En 2011/2012 je travaillais alors pour Sotheby’s à Londres et j’habitais le quartier de Brick Lane où tout n’est que Art Urbain, des murs au mobilier urbain, impossible de passer à coté de ces créations éphémères. À force d’arpenter mon quartier, j’ai commencé à m’y intéresser, à me documenter et surtout à me passionner pour celui-ci.

Qu’as-tu appris de ton passage dans les diverses maisons de vente ?

J’ai surtout formé mon œil. On y voit tellement de choses, du magnifique au banal. Le mode de fonctionnement de ces institutions est aussi très formateur pour acquérir une certaine rigueur et une approche pragmatique du marché.

Comment expliques-tu l’explosion des ventes d’art urbain ?

Je reste dubitatif, entre explosion et implosion.  Malheureusement toutes ces ventes de sont pas de qualité ce qui a tendance à desservir ce mouvement, qui est pour moi le plus important de ce début de siècle.

L’anonymat et le côté anti-système sont-ils compatibles avec la spéculation?

Pour moi, anonymat/anti-système et spéculation sont des choses biens différentes. Il est certain que comme tout marché, l’art urbain subit les affres de spéculateurs peu intéressés par la qualité artistique de leurs acquisitions. Néanmoins, ils ne représentent qu’une minorité, nous avons plus à faire à des passionnés.

 

Quel rapport entretiens-tu avec les artistes que tu représentes ?

A vrai dire le rapport commercial établit à la base glisse rapidement vers l’amitié.
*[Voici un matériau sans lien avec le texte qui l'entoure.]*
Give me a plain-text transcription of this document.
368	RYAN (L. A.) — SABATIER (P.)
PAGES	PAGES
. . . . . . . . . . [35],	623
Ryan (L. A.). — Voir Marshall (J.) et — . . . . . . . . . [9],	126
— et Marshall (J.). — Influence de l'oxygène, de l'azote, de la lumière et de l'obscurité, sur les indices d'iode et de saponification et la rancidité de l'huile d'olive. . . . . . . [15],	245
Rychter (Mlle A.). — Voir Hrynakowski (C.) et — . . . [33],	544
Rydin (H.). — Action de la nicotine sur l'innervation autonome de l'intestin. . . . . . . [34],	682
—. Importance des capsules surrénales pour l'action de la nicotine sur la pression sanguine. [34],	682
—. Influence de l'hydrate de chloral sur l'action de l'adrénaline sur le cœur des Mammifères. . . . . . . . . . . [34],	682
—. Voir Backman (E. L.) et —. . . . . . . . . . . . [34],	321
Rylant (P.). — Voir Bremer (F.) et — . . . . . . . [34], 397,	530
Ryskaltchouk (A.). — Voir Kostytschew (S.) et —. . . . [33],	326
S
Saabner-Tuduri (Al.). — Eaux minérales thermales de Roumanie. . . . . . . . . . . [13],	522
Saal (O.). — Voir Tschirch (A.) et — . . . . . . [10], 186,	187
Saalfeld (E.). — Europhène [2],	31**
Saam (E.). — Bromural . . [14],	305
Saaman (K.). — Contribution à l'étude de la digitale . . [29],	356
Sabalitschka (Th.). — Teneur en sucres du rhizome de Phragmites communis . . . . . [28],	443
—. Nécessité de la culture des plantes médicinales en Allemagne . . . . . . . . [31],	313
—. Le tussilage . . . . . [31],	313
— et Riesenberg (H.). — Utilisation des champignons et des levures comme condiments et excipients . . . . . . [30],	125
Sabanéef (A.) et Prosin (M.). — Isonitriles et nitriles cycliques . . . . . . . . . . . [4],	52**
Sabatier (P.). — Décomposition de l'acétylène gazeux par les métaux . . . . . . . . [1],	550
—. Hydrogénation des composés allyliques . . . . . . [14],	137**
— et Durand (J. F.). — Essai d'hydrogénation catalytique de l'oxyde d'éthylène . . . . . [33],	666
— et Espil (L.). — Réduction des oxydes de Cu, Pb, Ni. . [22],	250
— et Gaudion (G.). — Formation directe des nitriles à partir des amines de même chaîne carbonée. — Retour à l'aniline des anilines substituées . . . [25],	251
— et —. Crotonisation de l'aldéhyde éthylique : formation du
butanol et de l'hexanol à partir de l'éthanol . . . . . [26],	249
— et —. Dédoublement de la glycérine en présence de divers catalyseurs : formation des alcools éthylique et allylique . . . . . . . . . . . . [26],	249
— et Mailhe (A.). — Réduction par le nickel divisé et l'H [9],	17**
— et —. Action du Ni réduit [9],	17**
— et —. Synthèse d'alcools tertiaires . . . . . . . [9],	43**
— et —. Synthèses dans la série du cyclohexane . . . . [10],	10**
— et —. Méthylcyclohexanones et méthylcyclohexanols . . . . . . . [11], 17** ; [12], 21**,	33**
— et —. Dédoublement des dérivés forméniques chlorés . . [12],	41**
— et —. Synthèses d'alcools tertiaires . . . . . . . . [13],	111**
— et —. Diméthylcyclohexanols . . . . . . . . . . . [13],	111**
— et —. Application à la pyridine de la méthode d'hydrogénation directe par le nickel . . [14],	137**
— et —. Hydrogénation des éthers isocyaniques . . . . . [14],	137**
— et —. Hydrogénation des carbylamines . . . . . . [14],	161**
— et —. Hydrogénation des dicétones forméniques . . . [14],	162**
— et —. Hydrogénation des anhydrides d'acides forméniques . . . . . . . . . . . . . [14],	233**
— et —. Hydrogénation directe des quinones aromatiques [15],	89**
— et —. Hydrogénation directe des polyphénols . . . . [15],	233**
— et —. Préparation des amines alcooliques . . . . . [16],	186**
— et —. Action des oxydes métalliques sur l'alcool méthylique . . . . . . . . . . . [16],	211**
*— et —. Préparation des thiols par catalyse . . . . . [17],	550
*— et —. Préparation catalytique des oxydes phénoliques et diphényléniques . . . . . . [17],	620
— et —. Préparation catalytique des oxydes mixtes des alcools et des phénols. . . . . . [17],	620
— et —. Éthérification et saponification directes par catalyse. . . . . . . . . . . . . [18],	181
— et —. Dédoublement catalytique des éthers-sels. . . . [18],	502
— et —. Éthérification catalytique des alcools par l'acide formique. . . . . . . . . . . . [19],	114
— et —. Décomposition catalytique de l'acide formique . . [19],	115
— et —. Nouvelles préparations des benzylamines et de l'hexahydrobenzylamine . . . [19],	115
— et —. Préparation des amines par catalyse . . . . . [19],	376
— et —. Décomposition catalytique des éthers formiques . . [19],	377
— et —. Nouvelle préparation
Je suis heureux de pouvoir échanger avec chacun d’entre eux que ce soit à propos de leurs nouvelles créations ou bien de leurs autres projets d’expositions.

Quel est l’artiste qui t’a le plus surpris?

Sans hésitations, TOXIC, ami de JM Basquiat, pionnier du graffiti,  qui m’a accueilli dans son atelier sur les hauteurs de Florence. Sous ses airs d’artiste légendaire de la scène new-yorkaise  se cache aussi un cuisinier hors-pair.

Comment choisis-tu ceux avec qui tu travailles ?

Pour ça nous sommes deux.  Avec mon associé Nicolas Maillefer , collectionneur passionné à l’oeil aiguisé (nb: également opticien reconnu à Marseille), nous sommes en perpétuelle recherche de nouveaux talents et nous ne nous fixons aucune limite géographique. Preuve à l’appui, les 10 nationalités différentes présentées à notre inauguration.

Pourquoi avoir choisi ce lieu à Marseille ?

Lors de la création de la Galerie ArtCan en 2016, l’idée était déjà de s’installer à Marseille mais nous n’avions pas trouvé d’espace qui nous plaisait.  Cette nouvelle installation sonne un peu comme un retour aux sources pour moi qui suis originaire de Toulon.

Plus de  40 ans après les débuts du graffiti peut-on maintenant commencer à dégager des courants et des styles majeurs dans l’histoire de l’art urbain ?

Je ne sais pas si on peut parler de courants ou de styles majeurs, du Wild Style des débuts aux éditions de Toys d’aujourd’hui, le mouvement de l’art urbain englobe une telle multitudes de techniques, de styles et de supports qu’il me semble inclassifiable.